MD4C: New implementation in C

I’m looking forward to port and add my own front end to it (ie, as a replacement for md2html), but the latest interface changes kept me on my toes to adapt my - only slightly differing - clone of md2html, so this was a bit daunting

I can imagine changes of these kinds:

  • some new constants in the enums (e.g. MD_TEXTTYPE, MD_SPANTYPE, MD_BLOCKTYPE) are added as new extensions (or new features to CommonMark) are added, but it should keep source-level compatibility. Other then that the API of the parser is more or less as flexible as we need it.

  • Related new ‘detail’ structures might be added.

  • Current detailed strructures might be enriched where it is useful.

All such changes should be mostly source-level compatible and I think there is already time to start taking this into account.

Other then, the way how the interface looks and how it is flexible should be hopefully sufficient for long time. (Fingers crossed.)

And would you still incorporate some code improvements (in my view),
like using table lookup for character classification instead of complex
comparison and logical expressions (packaged as macros), before making
an “official” release?

According to my analysis with gprof there are three functions which deserve some optimizations:

  • md_collect_marks()
  • md_analyze_line()
  • render_html_escaped() (but this is on the HTML renderer side)

Each of these takes about between 20% and 30% of time.

There already is such optimization based on table lookup for some time in md_collect_marks() and it helped way a lot for its performance.

I tried implementing something similar for md_analyze_line() but there was no measurable gain so I did not commit that.

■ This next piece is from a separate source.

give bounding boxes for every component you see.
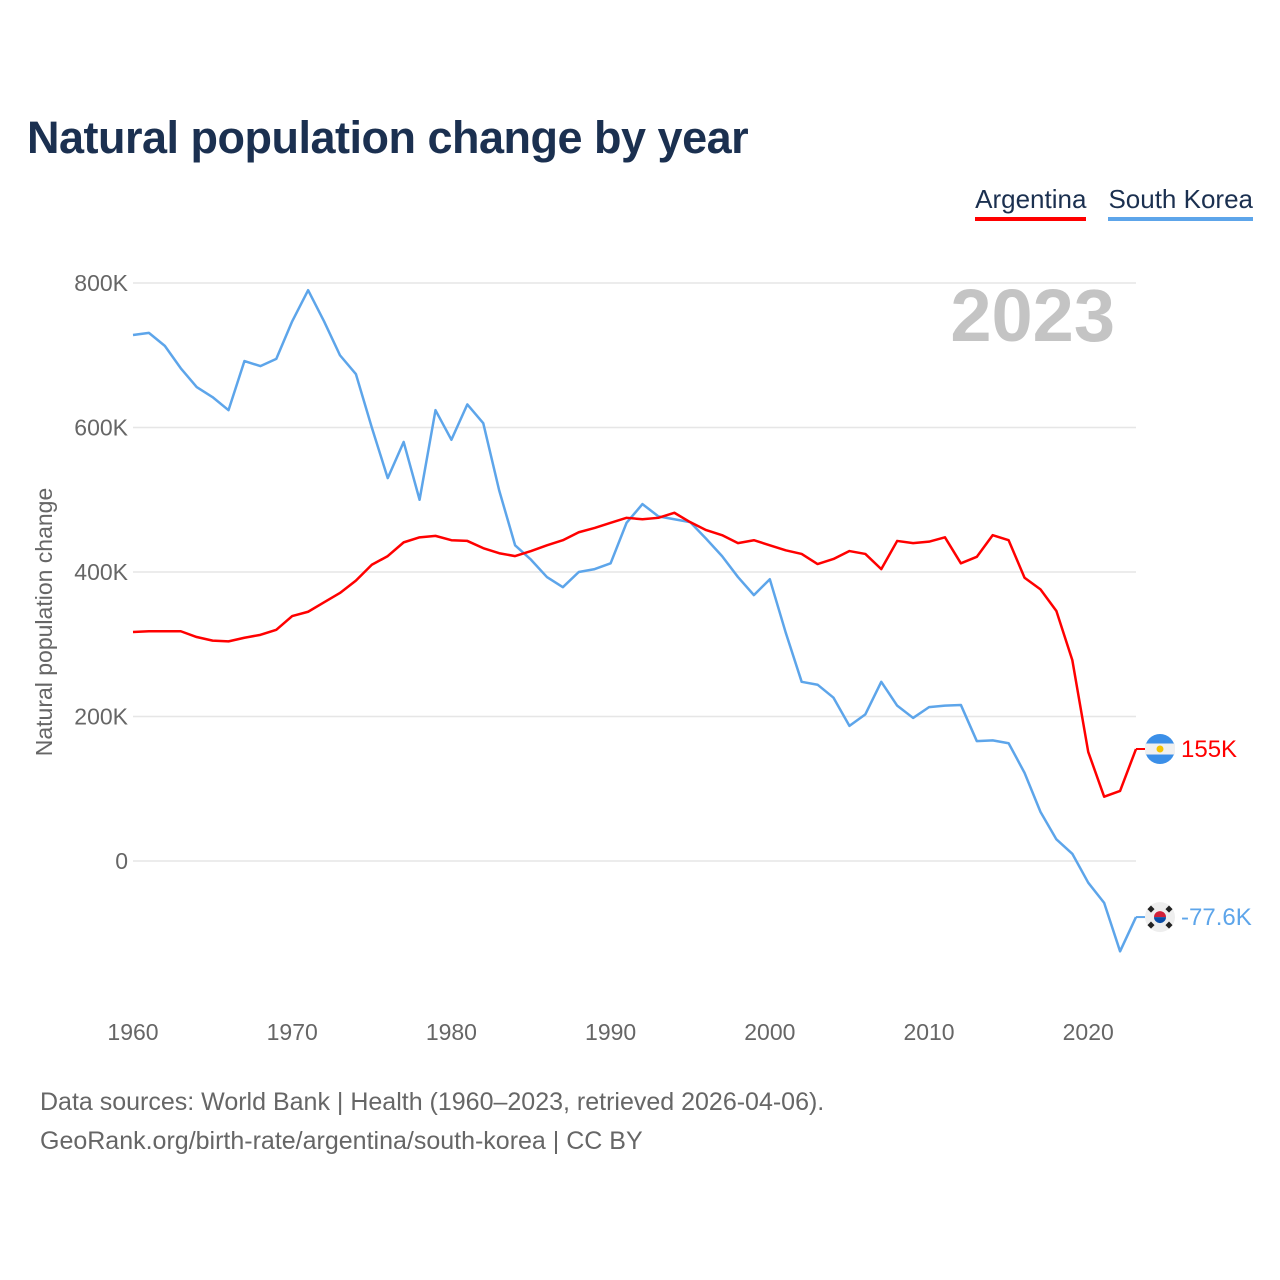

I believe that’s because most of the time the function spends in just two lines when scanning for end of the line (just after the label done:).

I did not care about the renderer side much yet and I am unsure whether the render_html_escaped() may be considerably faster then it is.

Impact of all other functions is more or less negligible. It’s IMHO not worth of making them more complicated.

BTW, when talking about performance, I also tried profile guided optimization with gcc using long calibrating input created by concatenating MD4C’s README.md 100 times together. The result was another 30% performance gain over normal Release build without the PGO (measured with Cmark’s make bench).

I don’t know what optimizations gcc did although such analysis would be interesting. I would guess there was some aggressive loop unrolling and/or inlining because the binary was about 10% or 20% larger then without PGO.